Radebrechen

 

Dass Radek,

der eigentlich Sobelsohn hieß, als Rädelsführer

interniert wurde, kümmerte Ann Radcliffe

wenig, obwohl der Umstand durchaus

thematisch in ihre Schauerromane gepasst hätte.

Eben diese schrieb sie keineswegs auf einem Raddampfer,

der auf der Radebusa

täglich verkehrte, welche

im Böhmerwald entspringt,

um sich südlich von Pilsen

in die Angel zu ergießen.

Sigismund von Radecki

las davon, übersetzte aber hauptsächlich

Puschkin und Gogol, wenn er nicht gerade

ein Pils in sich hinein goss, um

humorvolle Erzählungen pünktlich

beim Verleger abgeben zu können.

War es in Radebeul,

Radeburg

oder  in Radeberg

oder in Radevormwald?

Rat mal!

Die radikale

Zufuhr weiterer Pilsgaben bewirkten,

dass R. auf dem Klangteppich des Radetzkymarsches

Rädertiere

erschienen, so genannte Rotatorien,

die er – peinlich, peinlich – mit schwerer Zunge als Rotarier

ansprach.

So hatte er schlussendlich mit Hilfe vieler Radeberger

relativ mühelos das Radebrechen

erlernt.

(H.B. 2005)

Eichen und Buchen

Sein Leben lang

musste der Förster Eichen, Buchen

und anderes Gehölz schlagen lassen und verhökern.

Nichts war ihm lieber,

als Eichen zu buchen.

Nun – nach Wegfall der angeblich unrentablen Dienststelle –

sah er sich gezwungen –

und dies kurz vor seiner Pensionierung -,

Buchen zu eichen.

Er verstand es Zeichen

zu weichen.

(H.B. © 7. 12. 2005)

Drosophila melanogaster

 

Nach langen Jahren ohne Segen

half der Freunde langes Reden,

und die Fliege

kriegt die Biege,

lässt mit Müh und Not das Saufen

und – lässt sich taufen.

Interessant war allemal

das Ritual:

Wie bei einer Taufe üblich,

braucht man Wasser.

Doch zuviel wäre betrüblich,

darum tut es au,

ein kleiner Tropfen Tau.

Die erwartungsfrohe Fliege

auf reich geschmückter Tauf-Liege

wird durch die Taufe nun zur Tau-Fliege.

 

Vorne hieß  der Pfarrer Rainer –

war zufällig auch Lateiner –

und gab ganz kurz noch vor dem Amen

ihr einen latein’schen Namen.

So nenn’ ich dich, rief laut der Paster,

Drosophila melanogaster.

(H.B. © 21. 6. 2001)

Am liebsten lesen?

Auf meinem geliebten RABENKALENDER von Zweitausendeins steht am 27. November die Frage: „Wann und wo lesen Sie am liebsten?“ Klaus Bittermann antwortet:  “ Um 14 Uhr nach dem Lunch im Halbschatten auf einem Liegestuhl vor einem menschenleeren Swimmingpool.“ Laura Shaine Cunninham (ich gebe zu, ich kenne die Dame nicht.

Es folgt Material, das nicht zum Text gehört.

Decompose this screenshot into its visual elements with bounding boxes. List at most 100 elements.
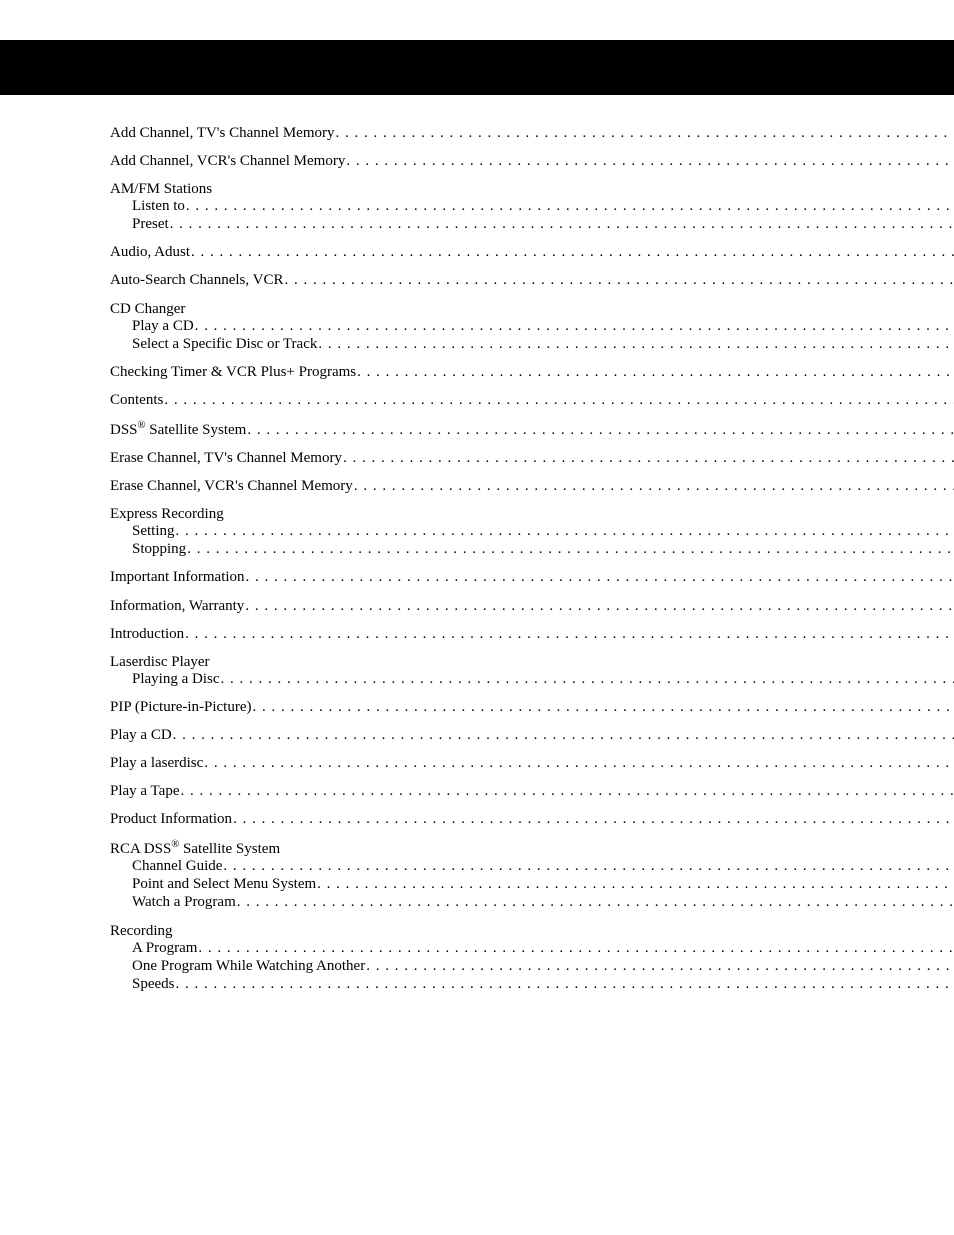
index-heading-label: AM/FM Stations bbox=[110, 181, 212, 198]
index-entry: Preset16 bbox=[110, 216, 954, 234]
dot-leader bbox=[163, 393, 954, 408]
index-entry-label: Auto-Search Channels, VCR bbox=[110, 272, 283, 289]
index-entry: One Program While Watching Another21 bbox=[110, 958, 954, 976]
index-entry-label: Product Information bbox=[110, 811, 232, 828]
index-entry: Add Channel, VCR's Channel Memory19 bbox=[110, 153, 954, 171]
dot-leader bbox=[222, 859, 954, 874]
dot-leader bbox=[317, 337, 954, 352]
index-entry-label: Add Channel, TV's Channel Memory bbox=[110, 125, 334, 142]
index-entry-label: Add Channel, VCR's Channel Memory bbox=[110, 153, 345, 170]
index-entry-label: DSS® Satellite System bbox=[110, 420, 246, 439]
dot-leader bbox=[283, 273, 954, 288]
index-entry-label: Select a Specific Disc or Track bbox=[132, 336, 317, 353]
index-entry-label: Information, Warranty bbox=[110, 598, 244, 615]
index-entry: Information, Warrantyi bbox=[110, 598, 954, 616]
index-heading-label: Laserdisc Player bbox=[110, 654, 210, 671]
index-heading: CD Changer bbox=[110, 301, 954, 318]
index-group: Introductioni bbox=[110, 626, 954, 644]
index-entry-label: Watch a Program bbox=[132, 894, 236, 911]
index-heading: Laserdisc Player bbox=[110, 654, 954, 671]
dot-leader bbox=[342, 451, 954, 466]
dot-leader bbox=[185, 199, 954, 214]
index-entry-label: A Program bbox=[132, 940, 197, 957]
dot-leader bbox=[172, 728, 954, 743]
left-column: Add Channel, TV's Channel Memory2Add Cha… bbox=[110, 125, 954, 1057]
index-heading-label: Express Recording bbox=[110, 506, 224, 523]
index-entry-label: Listen to bbox=[132, 198, 185, 215]
dot-leader bbox=[316, 877, 954, 892]
index-entry: Playing a Disc28 bbox=[110, 671, 954, 689]
dot-leader bbox=[194, 319, 954, 334]
index-entry-label: Play a CD bbox=[132, 318, 194, 335]
index-entry-label: One Program While Watching Another bbox=[132, 958, 365, 975]
index-group: AM/FM StationsListen to16Preset16 bbox=[110, 181, 954, 234]
index-entry: A Program21 bbox=[110, 940, 954, 958]
dot-leader bbox=[190, 245, 954, 260]
index-entry: Play a CD29 bbox=[110, 727, 954, 745]
dot-leader bbox=[356, 365, 954, 380]
index-heading: RCA DSS® Satellite System bbox=[110, 839, 954, 858]
dot-leader bbox=[175, 524, 954, 539]
index-group: Play a laserdisc28 bbox=[110, 755, 954, 773]
index-entry: Speeds21 bbox=[110, 976, 954, 994]
dot-leader bbox=[246, 423, 954, 438]
index-group: RCA DSS® Satellite SystemChannel Guide27… bbox=[110, 839, 954, 912]
index-group: PIP (Picture-in-Picture)5 bbox=[110, 699, 954, 717]
index-group: Audio, Adust16 bbox=[110, 244, 954, 262]
index-entry-label: Contents bbox=[110, 392, 163, 409]
index-group: Erase Channel, TV's Channel Memory2 bbox=[110, 450, 954, 468]
dot-leader bbox=[186, 542, 954, 557]
index-group: Erase Channel, VCR's Channel Memory19 bbox=[110, 478, 954, 496]
index-entry-label: Checking Timer & VCR Plus+ Programs bbox=[110, 364, 356, 381]
index-heading-label: Recording bbox=[110, 923, 172, 940]
index-entry: Erase Channel, VCR's Channel Memory19 bbox=[110, 478, 954, 496]
dot-leader bbox=[203, 756, 954, 771]
index-entry: Auto-Search Channels, VCR18 bbox=[110, 272, 954, 290]
dot-leader bbox=[220, 672, 954, 687]
index-heading: Recording bbox=[110, 923, 954, 940]
index-group: DSS® Satellite System26-27 bbox=[110, 420, 954, 440]
index-heading: Express Recording bbox=[110, 506, 954, 523]
index-entry: Erase Channel, TV's Channel Memory2 bbox=[110, 450, 954, 468]
index-group: Important Informationi bbox=[110, 569, 954, 587]
index-group: Checking Timer & VCR Plus+ Programs21 bbox=[110, 364, 954, 382]
index-entry: Checking Timer & VCR Plus+ Programs21 bbox=[110, 364, 954, 382]
index-entry-label: Point and Select Menu System bbox=[132, 876, 316, 893]
index-heading-label: CD Changer bbox=[110, 301, 185, 318]
index-entry-label: Playing a Disc bbox=[132, 671, 220, 688]
dot-leader bbox=[197, 941, 954, 956]
index-entry-label: Introduction bbox=[110, 626, 184, 643]
index-entry-label: Audio, Adust bbox=[110, 244, 190, 261]
index-entry: PIP (Picture-in-Picture)5 bbox=[110, 699, 954, 717]
index-entry-label: Important Information bbox=[110, 569, 245, 586]
index-entry: Setting22 bbox=[110, 523, 954, 541]
dot-leader bbox=[244, 599, 954, 614]
index-entry: Channel Guide27 bbox=[110, 858, 954, 876]
index-entry-label: Channel Guide bbox=[132, 858, 222, 875]
index-entry-label: Setting bbox=[132, 523, 175, 540]
index-entry-label: PIP (Picture-in-Picture) bbox=[110, 699, 252, 716]
header-bar bbox=[0, 40, 954, 95]
index-group: Contents1 bbox=[110, 392, 954, 410]
dot-leader bbox=[334, 126, 954, 141]
index-group: Play a Tape20 bbox=[110, 783, 954, 801]
index-entry: Product Informationi bbox=[110, 811, 954, 829]
index-group: RecordingA Program21One Program While Wa… bbox=[110, 923, 954, 994]
index-group: Laserdisc PlayerPlaying a Disc28 bbox=[110, 654, 954, 689]
index-entry: Watch a Program26 bbox=[110, 894, 954, 912]
dot-leader bbox=[180, 784, 954, 799]
dot-leader bbox=[184, 627, 954, 642]
index-group: Add Channel, TV's Channel Memory2 bbox=[110, 125, 954, 143]
dot-leader bbox=[169, 217, 954, 232]
index-entry-label: Preset bbox=[132, 216, 169, 233]
index-entry-label: Stopping bbox=[132, 541, 186, 558]
dot-leader bbox=[353, 479, 954, 494]
index-columns: Add Channel, TV's Channel Memory2Add Cha… bbox=[0, 125, 954, 1117]
index-heading-label: RCA DSS® Satellite System bbox=[110, 839, 280, 858]
index-entry: Play a Tape20 bbox=[110, 783, 954, 801]
index-entry-label: Play a laserdisc bbox=[110, 755, 203, 772]
dot-leader bbox=[345, 154, 954, 169]
index-entry: Listen to16 bbox=[110, 198, 954, 216]
index-group: Express RecordingSetting22Stopping22 bbox=[110, 506, 954, 559]
index-entry: Play a laserdisc28 bbox=[110, 755, 954, 773]
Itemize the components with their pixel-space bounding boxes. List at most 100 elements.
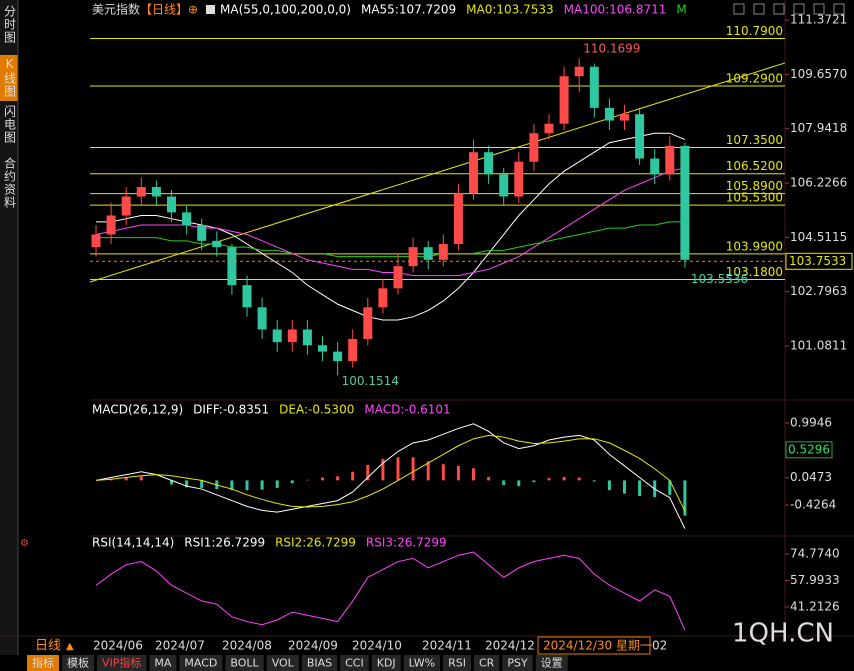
icon[interactable] <box>833 3 845 15</box>
icon[interactable] <box>733 3 745 15</box>
period-label: 【日线】 <box>140 3 188 17</box>
y-tick-label: -0.4264 <box>790 498 836 512</box>
low-annotation: 100.1514 <box>342 374 399 388</box>
toolbar-button-bg[interactable] <box>266 655 299 671</box>
toolbar-button[interactable]: MA <box>154 657 171 670</box>
legend-entry: RSI2:26.7299 <box>275 536 356 550</box>
toolbar-button-bg[interactable] <box>340 655 369 671</box>
candle-body <box>106 215 116 235</box>
candle-body <box>302 329 312 346</box>
sidebar <box>0 0 18 655</box>
toolbar-button[interactable]: VIP指标 <box>102 656 141 670</box>
candle-body <box>136 187 146 197</box>
x-tick-label: 2024/08 <box>222 639 272 653</box>
low-annotation: 103.5536 <box>691 272 748 286</box>
candle-body <box>635 114 645 159</box>
macd-bar <box>381 459 385 481</box>
toolbar-button[interactable]: MACD <box>184 657 217 670</box>
macd-bar <box>502 480 506 486</box>
level-label: 106.5200 <box>726 159 783 173</box>
indicator-line <box>95 423 686 529</box>
toolbar-button-bg[interactable] <box>301 655 338 671</box>
candle-body <box>665 145 675 175</box>
toolbar-button[interactable]: 模板 <box>67 656 89 670</box>
level-label: 103.1800 <box>726 265 783 279</box>
icon[interactable] <box>813 3 825 15</box>
toolbar-button[interactable]: BIAS <box>307 657 332 670</box>
toolbar-button-bg[interactable] <box>225 655 264 671</box>
legend-entry: DEA:-0.5300 <box>279 403 354 417</box>
toolbar-button-bg[interactable] <box>97 655 147 671</box>
toolbar-button[interactable]: CR <box>479 657 495 670</box>
macd-bar <box>245 480 249 491</box>
toolbar-button[interactable]: LW% <box>409 657 435 670</box>
y-tick-label: 109.6570 <box>790 67 847 81</box>
macd-bar <box>185 480 189 488</box>
macd-bar <box>577 477 581 481</box>
settings-icon[interactable]: ⚙ <box>20 538 29 549</box>
toolbar-button[interactable]: RSI <box>448 657 466 670</box>
macd-bar <box>260 480 264 490</box>
watermark: 1QH.CN <box>732 619 834 649</box>
candle-body <box>272 329 282 343</box>
legend-entry: RSI(14,14,14) <box>92 536 174 550</box>
toolbar-button-bg[interactable] <box>371 655 401 671</box>
toolbar-button-bg[interactable] <box>27 655 59 671</box>
candle-body <box>227 247 237 286</box>
last-price: 103.7533 <box>789 254 846 268</box>
toolbar-button[interactable]: BOLL <box>230 657 259 670</box>
candle-body <box>514 161 524 197</box>
macd-bar <box>638 480 642 496</box>
level-label: 103.9900 <box>726 239 783 253</box>
icon[interactable] <box>753 3 765 15</box>
toolbar-button-bg[interactable] <box>474 655 500 671</box>
toolbar-button-bg[interactable] <box>535 655 568 671</box>
icon[interactable] <box>773 3 785 15</box>
indicator-line <box>95 167 686 277</box>
candle-body <box>589 66 599 108</box>
add-icon[interactable]: ⊕ <box>188 3 198 17</box>
legend-entry: MA55:107.7209 <box>361 3 456 17</box>
legend-entry: M <box>676 3 686 17</box>
y-tick-label: 107.9418 <box>790 121 847 135</box>
toolbar-button[interactable]: 指标 <box>32 656 54 670</box>
level-label: 107.3500 <box>726 133 783 147</box>
toolbar-button-bg[interactable] <box>443 655 471 671</box>
sidebar-tab[interactable]: 合约资料 <box>3 156 17 209</box>
toolbar-button-bg[interactable] <box>502 655 533 671</box>
period-arrow[interactable]: ▲ <box>66 641 74 652</box>
macd-bar <box>396 457 400 481</box>
candle-body <box>408 247 418 267</box>
macd-bar <box>487 476 491 481</box>
candle-body <box>182 212 192 226</box>
toolbar-button-bg[interactable] <box>62 655 94 671</box>
candle-body <box>242 285 252 308</box>
macd-bar <box>547 478 551 481</box>
toolbar-button-bg[interactable] <box>179 655 223 671</box>
checkbox-icon[interactable] <box>206 5 215 14</box>
macd-bar <box>230 480 234 491</box>
toolbar-button[interactable]: CCI <box>345 657 364 670</box>
toolbar-button[interactable]: KDJ <box>377 657 396 670</box>
x-tick-label: 2024/10 <box>352 639 402 653</box>
toolbar-button-bg[interactable] <box>149 655 177 671</box>
sidebar-tab[interactable]: K线图 <box>3 57 17 98</box>
toolbar-button[interactable]: 设置 <box>541 657 563 670</box>
toolbar-button-bg[interactable] <box>403 655 441 671</box>
cursor-date: 2024/12/30 星期一 <box>543 639 652 653</box>
sidebar-tab[interactable]: 分时图 <box>3 5 17 44</box>
y-tick-label: 41.2126 <box>790 600 840 614</box>
x-tick-label: 2024/12 <box>485 639 535 653</box>
window-icons <box>733 3 845 15</box>
period-tab[interactable]: 日线 <box>35 639 61 654</box>
macd-bar <box>532 480 536 483</box>
y-tick-label: 102.7963 <box>790 284 847 298</box>
candle-body <box>529 133 539 162</box>
toolbar-button[interactable]: PSY <box>507 657 528 670</box>
icon[interactable] <box>793 3 805 15</box>
candle-body <box>378 288 388 308</box>
toolbar-button[interactable]: VOL <box>272 657 295 670</box>
candle-body <box>393 266 403 289</box>
sidebar-tab[interactable]: 闪电图 <box>3 105 17 144</box>
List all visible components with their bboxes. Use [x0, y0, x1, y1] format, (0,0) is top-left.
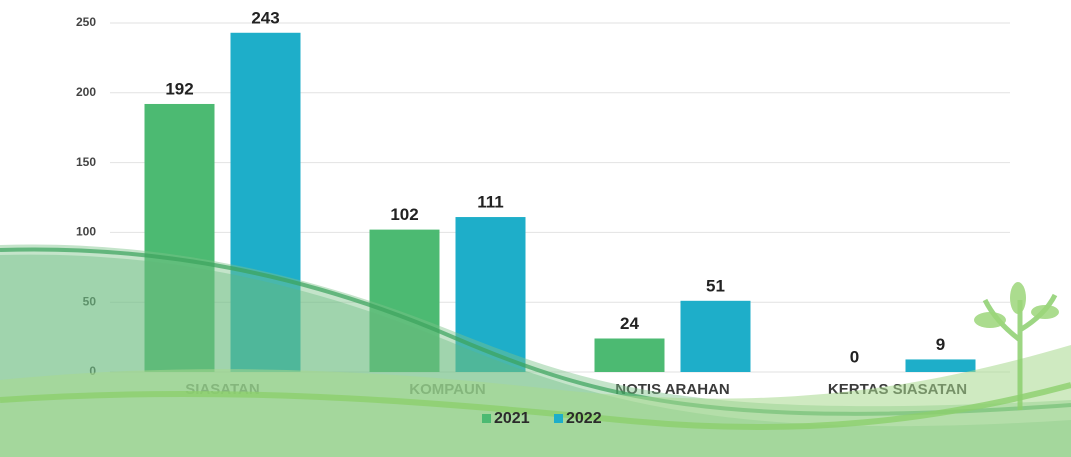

So geht es mir täglich des öfteren, wenn irgendwelche Sterbe- und Geburtsdaten berühmter Leute abgedruckt sind!): „Im Winter am heimischen Kamin. Im Sommer auf der Veranda. Sonst immer im Bett.“ Norbert Johannimloh meint: „Wenn die Sonne untergeht. Da, wo ich eigentlich schreiben sollte, am Schreibtisch.“ „Im Zug“, merkt Hermann Kinder an, Ludger Lütkehaus: „Am Frühstückstisch“. Ich füge an: „Ich lese am liebsten (wann) abends (wo) in einem Buch.“ (H.B.)